Lebih lanjut Harun Nasution menjelaskan bahwa dalam situasi demikian, masyarakat arab tidak
banyak melihat jalan untuk mengubah keadaan sekeliling mereka sesuai dengan keinginannya.
Mereka merasa dirinya lemah dan tidak kuasa dalam menghadapi kesukaran-kesukaran hidup.
Akhirnya, mereka banyak bergantung pada kehendak alam. Hal ini membawa mereka pada sikap
fatalisme.

Sebenarnya benih-benih paham al-jabar sudah muncul jauh sebelum kedua tokoh diatas. Benih-
benih itu terlihat dalam peristiwa sejarah berikut ini:

1. Suatu ketika, nabi menjumpai sahabatnya yang sedang bertengkar dalam masalah takdir Tuhan.
Nabi melarang mereka untuk memperdebatkan persoalan tersebut, agar terhindar dari kekeliruan
penafsiran tentang ayat-ayat Tuhan mengenai takdir.

2. Khalifah Umar bin Khathab pernah menangkap sesseorang yang ketahuan mencuri. Ketika
diintrogasi, pencuri itu berkata, “Tuhan telah menentukan aku mencuri”. Mendengar ucapan itu,
umar marah sekali dan enganggap orang itu telah berdusta pada Tuhan. Oleh karena itu, Umar
memberikan dua jenis hukuman kepada pencuri itu. Pertama, hukuman potong tangan karena
mencuri. Kedua, hukuman dera karena menggunakan dalil takdir Tuhan.
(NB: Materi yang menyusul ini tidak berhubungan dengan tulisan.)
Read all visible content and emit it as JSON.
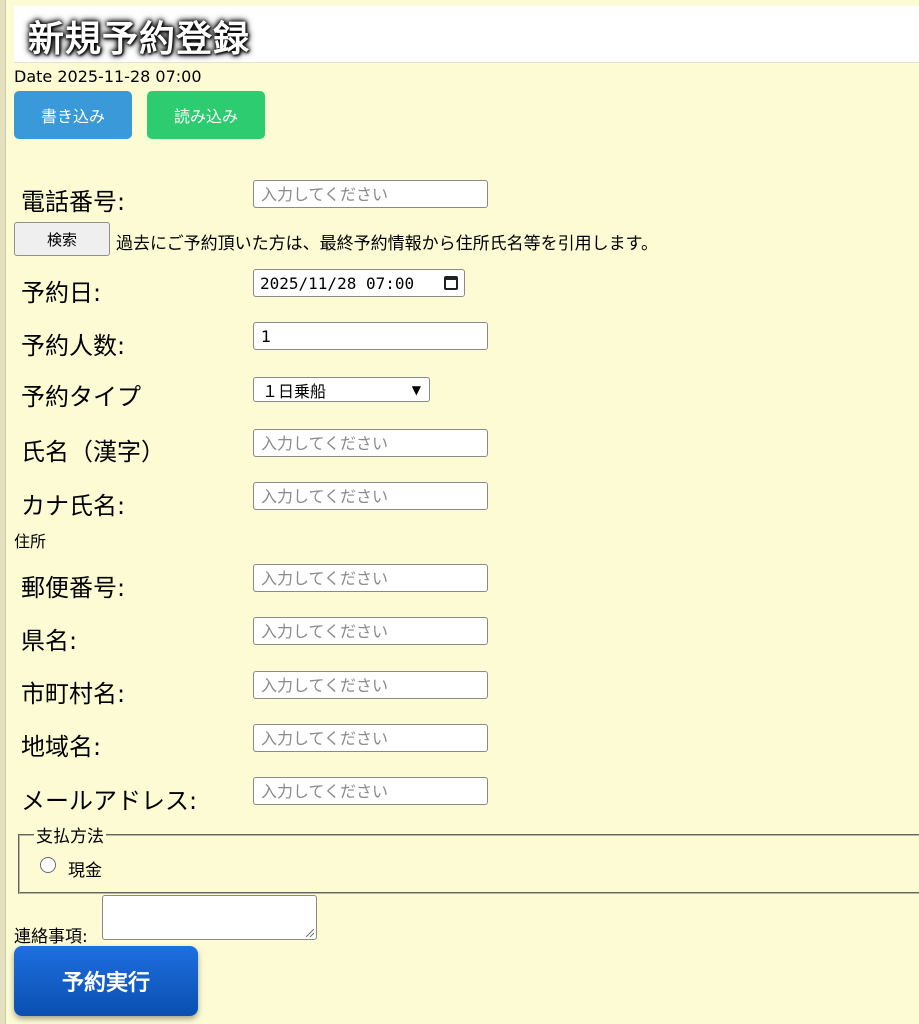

3. Khalifah Ali bin Abi Thalib seusai perang shiffin ditanya oleh seorang tua tentang kadar
(ketentuan) Tuhan dan kaitannya dengan pahala dan siksa. Orang itu bertanya, “apabila perjalanan
(menuju perang shiffin) itu terjadi dengan qadha dan qadar Tuhan, tidak ada pahala sebagai
balasannya.” Kemudian ali menjelaskan bahwa qadha dan qadar bukanlah paksaan tuhan. Oleh
karena itu, ada pahala dan siksa sebagai balasan amal perbuatan manusia. Ali selanjutnya
menjelaskan, sekiranya qadha dan qadar merupakan paksaan, batallah pahala dan siksa, gugur
pulalah makna janji dan ancaman Tuhan, serta tidak ada celaan Allah atas pelaku dosa dan pujian-
Nya bagi orang-orang yang baik.

4. Pada pemerintah daulah bani Umayah, pandangan tentang al-jabar semakin mencuat ke
permukaan. Abdullah bin Abbas melalui suratnya memberikan reaksi keras kepada penduduk siria
yang diduga berpaham “Jabariah”.

Paparan diatas menjelaskan bahwa bibit paham al-jabar telah muncul sejak awal periode islam. Akan
tetapi, al-jabar sebagai pola pikir atau aliran yang dianut, dipelajari dan dikembangkan terjadi pada
masa-masa pemerintahan bani umayah, yaitu oleh kedua tokoh yang telah disebutkan.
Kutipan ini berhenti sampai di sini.